The project will provide guidance to local pastoralists and herders – helping people to maintain their livelihoods while deepening their understanding of unsustainable practices that lead to habitat loss.

Climate change adds to the pressure on region’s steppes. A significant decrease in rainfall could affect steppe lands, diminishing soil cover, exposing it to erosion and worsening the impact of overgrazing.

For this, a sustainable grazing management programme will be operated and monitored at three pilot sites. Extension staff from two ministries will be trained on how to align steppe conservation with agricultural production activities in grasslands.

Two of the pilot areas – Kizilkuyu Wildlife Reserve and Tek Tek Mountains National Park – are already under protection by law. The project will put in place more effective management plans for these sites. Kizilkuyu hosts various animal species – including free-ranging gazelle, Great Bustards, and the cream-colored courser – while the Tek Tek Mountains are defined as forest steppe and include the world’s last remaining wild pistachio forests.

The project’s third pilot site is Karacadag – best known for being the center of early wheat domestication – is identified as a key biodiversity area but lacks formal protected status. One of the project’s objectives is to establish a protected area in the Karacadag steppes, which host numerous rare and endangered plant species including “wild hot spring wheat.”

A significant planned outcome of the project will be a steppe conservation strategy at national and province (Sanliurfa) level. The strategy will help adopt an ecosystem-based approach that promotes ecological connectivity among protected areas through the implementation of buffer zones and ecological corridors. The strategy will aim to strengthen institutional and policy frameworks to promote conservation and sustainable land use practices among local people and decision makers.

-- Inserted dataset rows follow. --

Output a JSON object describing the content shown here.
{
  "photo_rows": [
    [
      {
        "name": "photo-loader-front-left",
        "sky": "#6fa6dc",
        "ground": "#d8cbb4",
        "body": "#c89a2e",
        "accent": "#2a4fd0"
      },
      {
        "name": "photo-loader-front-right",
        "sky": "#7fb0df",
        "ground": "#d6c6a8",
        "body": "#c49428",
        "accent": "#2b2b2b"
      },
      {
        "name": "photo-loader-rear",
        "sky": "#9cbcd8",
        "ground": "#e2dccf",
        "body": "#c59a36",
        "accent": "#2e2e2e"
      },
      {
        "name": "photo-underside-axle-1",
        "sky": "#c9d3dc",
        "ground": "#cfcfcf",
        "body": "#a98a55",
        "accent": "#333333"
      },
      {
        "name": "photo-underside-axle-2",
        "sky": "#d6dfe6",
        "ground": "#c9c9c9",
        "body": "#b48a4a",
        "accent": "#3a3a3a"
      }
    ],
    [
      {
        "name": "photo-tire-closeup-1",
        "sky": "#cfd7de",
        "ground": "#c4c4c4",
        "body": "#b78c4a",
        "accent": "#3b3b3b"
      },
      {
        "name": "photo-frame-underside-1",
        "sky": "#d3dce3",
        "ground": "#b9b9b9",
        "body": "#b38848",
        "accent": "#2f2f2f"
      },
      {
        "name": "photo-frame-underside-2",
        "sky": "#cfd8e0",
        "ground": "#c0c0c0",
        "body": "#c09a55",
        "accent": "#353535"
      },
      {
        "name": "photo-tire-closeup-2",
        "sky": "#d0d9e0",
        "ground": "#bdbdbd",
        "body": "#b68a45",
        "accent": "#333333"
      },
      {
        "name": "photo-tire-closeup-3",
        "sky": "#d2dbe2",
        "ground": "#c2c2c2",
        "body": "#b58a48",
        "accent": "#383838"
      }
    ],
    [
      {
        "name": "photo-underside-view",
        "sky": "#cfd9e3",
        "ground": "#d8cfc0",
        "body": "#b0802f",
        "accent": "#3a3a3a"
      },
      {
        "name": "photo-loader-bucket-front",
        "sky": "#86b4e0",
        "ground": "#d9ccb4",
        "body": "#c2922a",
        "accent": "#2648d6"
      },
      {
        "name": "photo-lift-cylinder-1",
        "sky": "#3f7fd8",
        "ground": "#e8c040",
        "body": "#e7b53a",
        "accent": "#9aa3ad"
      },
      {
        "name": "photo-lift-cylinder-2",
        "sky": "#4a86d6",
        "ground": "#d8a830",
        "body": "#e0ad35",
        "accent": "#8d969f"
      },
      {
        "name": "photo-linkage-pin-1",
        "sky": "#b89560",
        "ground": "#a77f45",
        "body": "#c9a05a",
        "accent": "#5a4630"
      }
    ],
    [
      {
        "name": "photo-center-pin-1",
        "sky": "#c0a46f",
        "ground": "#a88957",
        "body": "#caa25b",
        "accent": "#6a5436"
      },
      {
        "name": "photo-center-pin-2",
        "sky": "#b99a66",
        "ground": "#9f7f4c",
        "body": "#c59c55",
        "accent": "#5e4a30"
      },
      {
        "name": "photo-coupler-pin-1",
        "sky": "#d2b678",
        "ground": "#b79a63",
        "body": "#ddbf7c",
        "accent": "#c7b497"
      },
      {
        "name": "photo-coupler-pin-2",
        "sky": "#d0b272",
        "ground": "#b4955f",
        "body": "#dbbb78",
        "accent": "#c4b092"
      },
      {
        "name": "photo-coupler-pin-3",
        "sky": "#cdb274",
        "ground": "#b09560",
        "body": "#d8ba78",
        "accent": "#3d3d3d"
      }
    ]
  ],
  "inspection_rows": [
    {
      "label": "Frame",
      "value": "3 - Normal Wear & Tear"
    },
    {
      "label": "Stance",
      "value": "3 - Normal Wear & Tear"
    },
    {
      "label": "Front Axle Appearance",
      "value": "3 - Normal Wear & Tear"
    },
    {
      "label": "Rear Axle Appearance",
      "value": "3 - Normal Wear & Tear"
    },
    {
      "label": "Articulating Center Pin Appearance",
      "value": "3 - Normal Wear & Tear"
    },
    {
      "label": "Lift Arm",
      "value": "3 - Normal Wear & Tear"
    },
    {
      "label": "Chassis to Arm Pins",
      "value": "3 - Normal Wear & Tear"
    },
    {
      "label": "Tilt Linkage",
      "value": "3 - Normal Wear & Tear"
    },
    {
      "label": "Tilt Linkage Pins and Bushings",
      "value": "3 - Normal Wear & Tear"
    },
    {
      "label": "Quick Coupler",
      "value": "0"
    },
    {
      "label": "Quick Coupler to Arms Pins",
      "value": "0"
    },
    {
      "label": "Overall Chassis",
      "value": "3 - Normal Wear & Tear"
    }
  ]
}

The project is financed by the Global Environment Facility, with FAO as implementing agency. Turkey’s Ministry of Forestry and Water Affairs and Ministry of Food, Agriculture and Livestock are the executing partners. General Directorates of both Ministries – Nature Conservation and National Parks and Plant Production, respectively, are actively involved in project implementation. With partner contributions, the project’s total budget is nearly US$ 12 million.